Avverso i provvedimenti di espulsione adottati dal prefetto è dato ricorso al Giudice ordinario (art. 13, commi 8, 9 e 10), mentre il decreto di espulsione emesso dal Ministro dell'interno per ragioni di ordine pubblico o di sicurezza dello Stato può essere impugnato dinanzi al Tribunale amministrativo regionale per il Lazio, sede di Roma (art. 13, comma 11, del D.Lgs. n. 286 del 1998).

Secondo l'art. 14 del medesimo D.Lgs. n. 286 del 1998, quando non sia possibile eseguire con immediatezza il provvedimento di espulsione amministrativa mediante accompagnamento alla frontiera ovvero il respingimento, perché occorre procedere al soccorso dello straniero, ad accertamenti supplementari in ordine alla sua identità o nazionalità ovvero all'acquisizione di documenti di viaggio, o ancora per l'indisponibilità del vettore o di altro mezzo di trasporto idoneo, il questore dispone che lo straniero sia trattenuto per il tempo strettamente necessario presso il centro di permanenza temporanea e di assistenza più vicino. Il provvedimento che dispone il trattenimento deve essere trasmesso al Giudice senza ritardo e comunque entro le quarantotto ore dalla sua adozione affinché lo convalidi nelle successive quarantotto ore, ove ne sussistano i presupposti e sentito l'interessato. La mancata convalida comporta la perdita di efficacia del provvedimento, mentre la convalida legittima il trattenimento per un periodo di complessivi venti giorni, prorogabili dal Giudice, su richiesta del questore, di ulteriori dieci giorni.

(V.Corte Costituzionale sent. 22 marzo 2001)

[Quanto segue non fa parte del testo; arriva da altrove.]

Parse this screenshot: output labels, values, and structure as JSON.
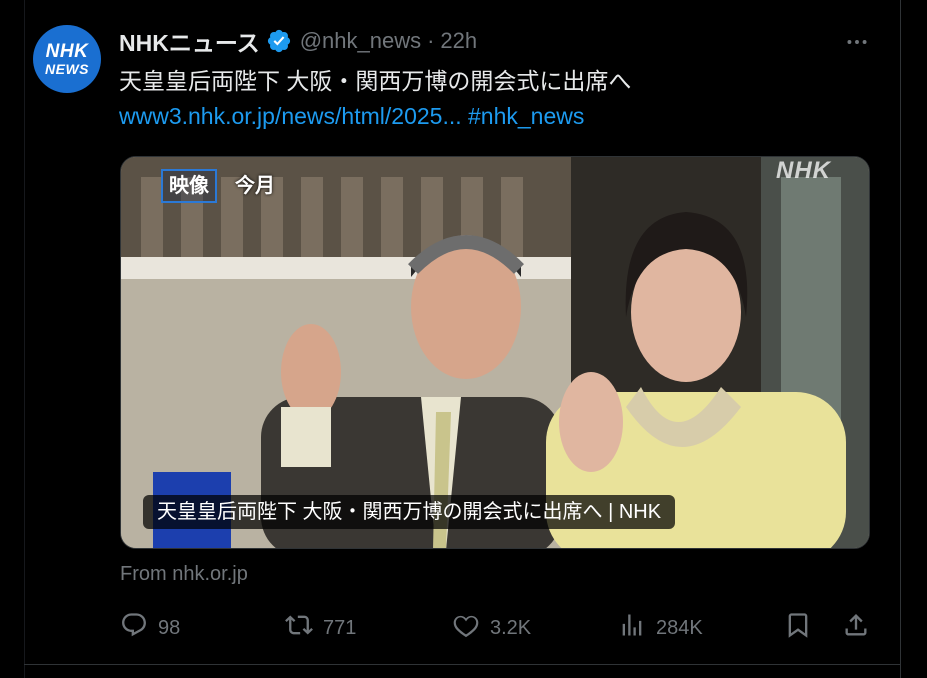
{
  "account": {
    "avatar_line1": "NHK",
    "avatar_line2": "NEWS",
    "display_name": "NHKニュース",
    "handle": "@nhk_news",
    "separator": "·",
    "time": "22h",
    "verified_icon": "verified-badge-icon"
  },
  "tweet": {
    "text": "天皇皇后両陛下 大阪・関西万博の開会式に出席へ",
    "link_url": "www3.nhk.or.jp/news/html/2025...",
    "hashtag": "#nhk_news"
  },
  "media": {
    "tag_label": "映像",
    "tag_text": "今月",
    "watermark": "NHK",
    "caption": "天皇皇后両陛下 大阪・関西万博の開会式に出席へ | NHK",
    "source": "From nhk.or.jp"
  },
  "actions": {
    "reply": {
      "icon": "reply-icon",
      "count": "98"
    },
    "repost": {
      "icon": "repost-icon",
      "count": "771"
    },
    "like": {
      "icon": "heart-icon",
      "count": "3.2K"
    },
    "views": {
      "icon": "views-icon",
      "count": "284K"
    },
    "bookmark": {
      "icon": "bookmark-icon"
    },
    "share": {
      "icon": "share-icon"
    }
  },
  "colors": {
    "background": "#000000",
    "text": "#e7e9ea",
    "muted": "#71767b",
    "link": "#1d9bf0",
    "avatar": "#1a6fd1"
  }
}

2. Il Decreto legge 4 aprile 2002 n. 51 (pubblicato sulla "Gazzetta Ufficiale" dell’8 aprile 2002 n. 82) convertito, con modificazioni, dalla legge 7 giugno 2002 n. 106 (pubblicata sulla "Gazzetta Ufficiale" dell’8 giugno 2002 n. 133), ha aggiunto dopo il comma 5 dell’articolo 13 il comma 5-bis, secondo cui "nei casi previsti ai commi 4 e 5 il questore comunica immediatamente e, comunque, entro quarantotto ore dalla sua adozione al tribunale in composizione monocratica territorialmente competente il provvedimento con il quale è disposto l'accompagnamento alla frontiera. Il provvedimento è immediatamente esecutivo. Il tribunale in composizione monocratica, verificata la sussistenza dei requisiti, convalida il trattenimento entro le quarantotto ore successive".

Ritenuto che

1. E’pregiudiziale la risoluzione del dubbio di costituzionalità gravante sull'accompagnamento alla frontiera a mezzo della forza pubblica, disposto in via amministrativa; questione che appare non manifestamente infondata con riferimento ai commi 4, 5, e 5-bis dell’articolo 13 del T.U. 286 del 1998, perché in contrasto con gli articoli 13, 24 e 111 della Carta.

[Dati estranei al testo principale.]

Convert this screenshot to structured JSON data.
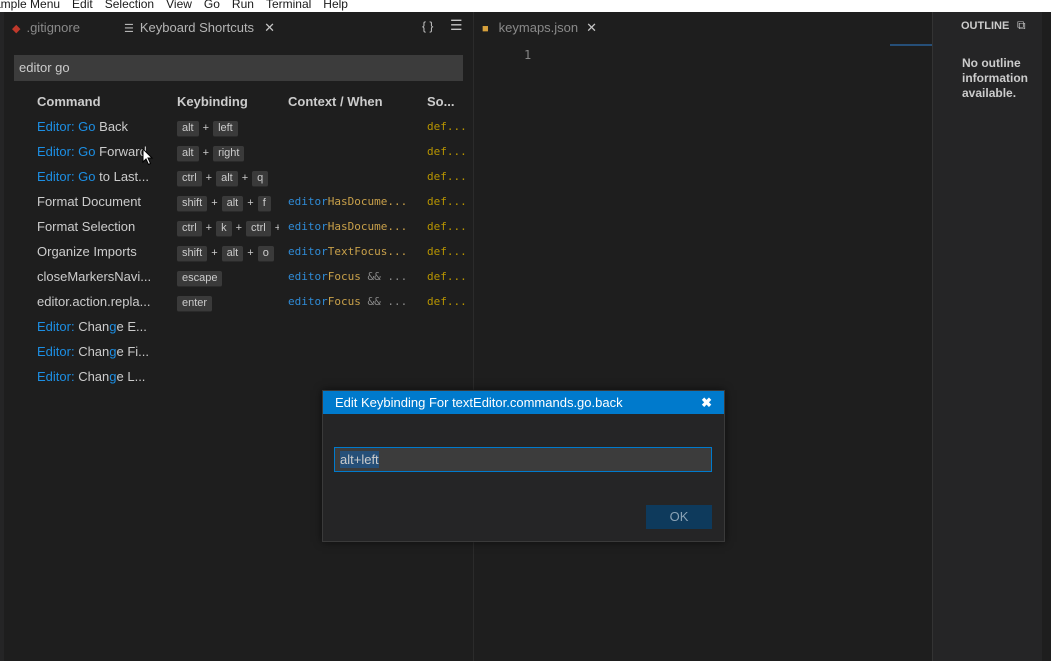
{
  "menubar": {
    "items": [
      "ample Menu",
      "Edit",
      "Selection",
      "View",
      "Go",
      "Run",
      "Terminal",
      "Help"
    ]
  },
  "left_tabs": [
    {
      "label": ".gitignore",
      "icon": "git-diamond-icon"
    },
    {
      "label": "Keyboard Shortcuts",
      "icon": "list-icon"
    }
  ],
  "tab_actions": {
    "json": "{ }",
    "list": "☰"
  },
  "search": {
    "value": "editor go"
  },
  "table": {
    "headers": [
      "Command",
      "Keybinding",
      "Context / When",
      "So..."
    ],
    "rows": [
      {
        "cmd_hl": "Editor: Go",
        "cmd_rest": " Back",
        "keys": [
          "alt",
          "left"
        ],
        "ctx_a": "",
        "ctx_b": "",
        "source": "def..."
      },
      {
        "cmd_hl": "Editor: Go",
        "cmd_rest": " Forward",
        "keys": [
          "alt",
          "right"
        ],
        "ctx_a": "",
        "ctx_b": "",
        "source": "def..."
      },
      {
        "cmd_hl": "Editor: Go",
        "cmd_rest": " to Last...",
        "keys": [
          "ctrl",
          "alt",
          "q"
        ],
        "ctx_a": "",
        "ctx_b": "",
        "source": "def..."
      },
      {
        "cmd_hl": "",
        "cmd_rest": "Format Document",
        "keys": [
          "shift",
          "alt",
          "f"
        ],
        "ctx_a": "editor",
        "ctx_b": "HasDocume...",
        "source": "def..."
      },
      {
        "cmd_hl": "",
        "cmd_rest": "Format Selection",
        "keys": [
          "ctrl",
          "k",
          "ctrl"
        ],
        "ctx_a": "editor",
        "ctx_b": "HasDocume...",
        "source": "def..."
      },
      {
        "cmd_hl": "",
        "cmd_rest": "Organize Imports",
        "keys": [
          "shift",
          "alt",
          "o"
        ],
        "ctx_a": "editor",
        "ctx_b": "TextFocus...",
        "source": "def..."
      },
      {
        "cmd_hl": "",
        "cmd_rest": "closeMarkersNavi...",
        "keys": [
          "escape"
        ],
        "ctx_a": "editor",
        "ctx_b": "Focus && ...",
        "source": "def..."
      },
      {
        "cmd_hl": "",
        "cmd_rest": "editor.action.repla...",
        "keys": [
          "enter"
        ],
        "ctx_a": "editor",
        "ctx_b": "Focus && ...",
        "source": "def..."
      },
      {
        "cmd_hl": "Editor:",
        "cmd_mid": " Chan",
        "cmd_g": "g",
        "cmd_rest": "e E...",
        "keys": [],
        "source": ""
      },
      {
        "cmd_hl": "Editor:",
        "cmd_mid": " Chan",
        "cmd_g": "g",
        "cmd_rest": "e Fi...",
        "keys": [],
        "source": ""
      },
      {
        "cmd_hl": "Editor:",
        "cmd_mid": " Chan",
        "cmd_g": "g",
        "cmd_rest": "e L...",
        "keys": [],
        "source": ""
      }
    ]
  },
  "editor_tab": {
    "label": "keymaps.json",
    "icon": "json-file-icon"
  },
  "editor": {
    "line_number": "1"
  },
  "outline": {
    "title": "OUTLINE",
    "message": "No outline information available."
  },
  "dialog": {
    "title": "Edit Keybinding For textEditor.commands.go.back",
    "close": "✖",
    "input_value": "alt+left",
    "ok_label": "OK"
  },
  "colors": {
    "accent": "#007acc",
    "highlight": "#1c8fe4",
    "source": "#b89500"
  }
}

La questione è rilevante, in relazione al presente procedimento, poiché dalla sua soluzione dipende l’accoglimento o meno della richiesta di convalida.

In proposito va osservato che

1. L’espulsione dello straniero, disposta dal prefetto, con decreto motivato, ai sensi del comma 2 dell’articolo 13 del T.U. 286/98, è eseguita mediante accompagnamento alla frontiera a mezzo della forza pubblica ad opera del questore nelle ipotesi di inottemperanza alla intimazione di lasciare il territorio della Stato, contenuto in una precedente provvedimento del prefetto, o quando, trattandosi di persona pericolosa o "mafiosa", vi sia pericolo di "fuga", ovvero quando lo straniero sia privo di valido documento di identificazione e nel decreto del prefetto vi sia il rilievo del concreto pericolo di sottrazione all’esecuzione (commi 4 e 5 del T.U. 286/98).

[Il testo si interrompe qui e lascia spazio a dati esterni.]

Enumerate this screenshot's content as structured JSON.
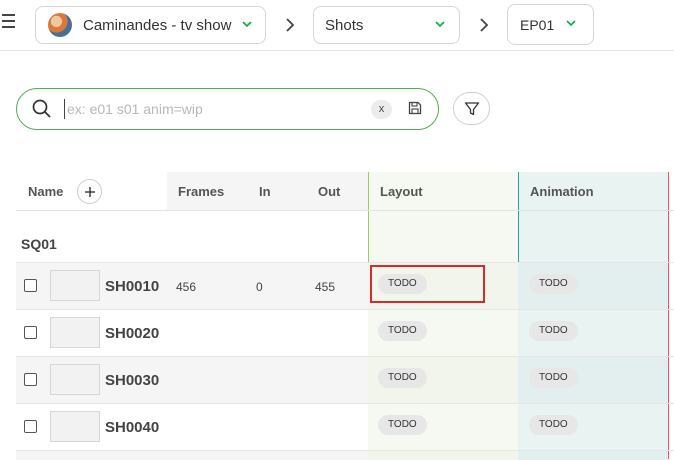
{
  "breadcrumb": {
    "production_label": "Caminandes - tv show",
    "view_label": "Shots",
    "episode_label": "EP01"
  },
  "icons": {
    "menu": "hamburger-menu-icon",
    "separator": "chevron-right-icon",
    "dropdown": "chevron-down-icon",
    "search": "search-icon",
    "clear": "clear-x-icon",
    "save": "save-floppy-icon",
    "filter": "filter-funnel-icon",
    "add": "plus-icon"
  },
  "colors": {
    "accent": "#00b242",
    "search_border": "#4caf50",
    "layout_column": "#f1f5ec",
    "animation_column": "#e3efee",
    "selection_outline": "#d62b2b"
  },
  "search": {
    "placeholder": "ex: e01 s01 anim=wip",
    "value": "",
    "clear_label": "x"
  },
  "table": {
    "columns": {
      "name": "Name",
      "frames": "Frames",
      "in": "In",
      "out": "Out",
      "layout": "Layout",
      "animation": "Animation"
    },
    "sequence": "SQ01",
    "rows": [
      {
        "name": "SH0010",
        "frames": "456",
        "in": "0",
        "out": "455",
        "layout": "TODO",
        "animation": "TODO"
      },
      {
        "name": "SH0020",
        "frames": "",
        "in": "",
        "out": "",
        "layout": "TODO",
        "animation": "TODO"
      },
      {
        "name": "SH0030",
        "frames": "",
        "in": "",
        "out": "",
        "layout": "TODO",
        "animation": "TODO"
      },
      {
        "name": "SH0040",
        "frames": "",
        "in": "",
        "out": "",
        "layout": "TODO",
        "animation": "TODO"
      }
    ]
  }
}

L’accompagnamento alla frontiera a mezzo della forza pubblica, quale modalità di attuazione della espulsione disposta dal prefetto, nei casi in cui è espressamente consentito, è misura direttamente applicabile, come si desume dalle disposizioni dell’articolo 14, che prevedono il "trattenimento" (e la specifica convalida dello stesso), solamente quando la stessa non è eseguibile con immediatezza, perché occorre procedere al soccorso, ad accertamenti supplementari in ordine alla identità dello straniero, ovvero per l’indisponibilità di vettore o di altro mezzo di trasporto idoneo. Con la conseguenza che l’accompagnamento coatto, disposto dal questore, è applicabile in ogni altra ipotesi.

2. In entrambe le disposizioni richiamate (commi 4 e 5 dell’articolo 13 del T.U.), manca qualsiasi riferimento alle modalità concrete di attuazione della espulsione immediata, con accompagnamento a mezzo della forza pubblica, ma non vi è dubbio che, trattandosi di una azione diretta ad un costringimento fisico, di durata indeterminata, che, in base al successivo comma 5-bis dello stesso articolo, è destinato a durare per oltre 48 ore, senza che sia previsto alcun termine massimo, è misura incidente sulla libertà personale, che non può essere adottata al di fuori delle garanzie dell’articolo 13 della Costituzione.

Si può forse dubitare se esso sia o meno da includere nelle misure restrittive tipiche espressamente menzionate dall'art. 13, tuttavia, se si ha riguardo al suo contenuto, l’accompagnamento coatto a mezzo della forza pubblica, finalizzato "all’imbarco" su di un vettore o altro mezzo di trasporto, è quantomeno da ricondurre, quale misura coercitiva e non semplicemente obbligatoria, alle "altre restrizioni della libertà personale", di cui pure si fa menzione nell'art. 13 della Costituzione, determinando quella mortificazione della dignità dell'uomo che si verifica in ogni evenienza di assoggettamento fisico all'altrui potere e che è indice sicuro dell'attinenza della misura alla sfera della libertà personale.

Né potrebbe dirsi che le garanzie dell'art. 13 Cost. subiscano attenuazioni rispetto agli stranieri, in vista della tutela di altri beni costituzionalmente rilevanti. Per quanto gli interessi pubblici incidenti sulla materia della immigrazione siano molteplici e per quanto possano essere percepiti come gravi i problemi di sicurezza e di ordine pubblico connessi a flussi migratori incontrollati, non può risultarne minimamente scalfito il carattere universale della libertà personale, che, al pari degli altri diritti che la Costituzione proclama inviolabili, spetta ai singoli non in quanto partecipi di una determinata comunità politica, ma in quanto esseri umani. (V.Corte Costituzionale sent. 22 marzo 2001).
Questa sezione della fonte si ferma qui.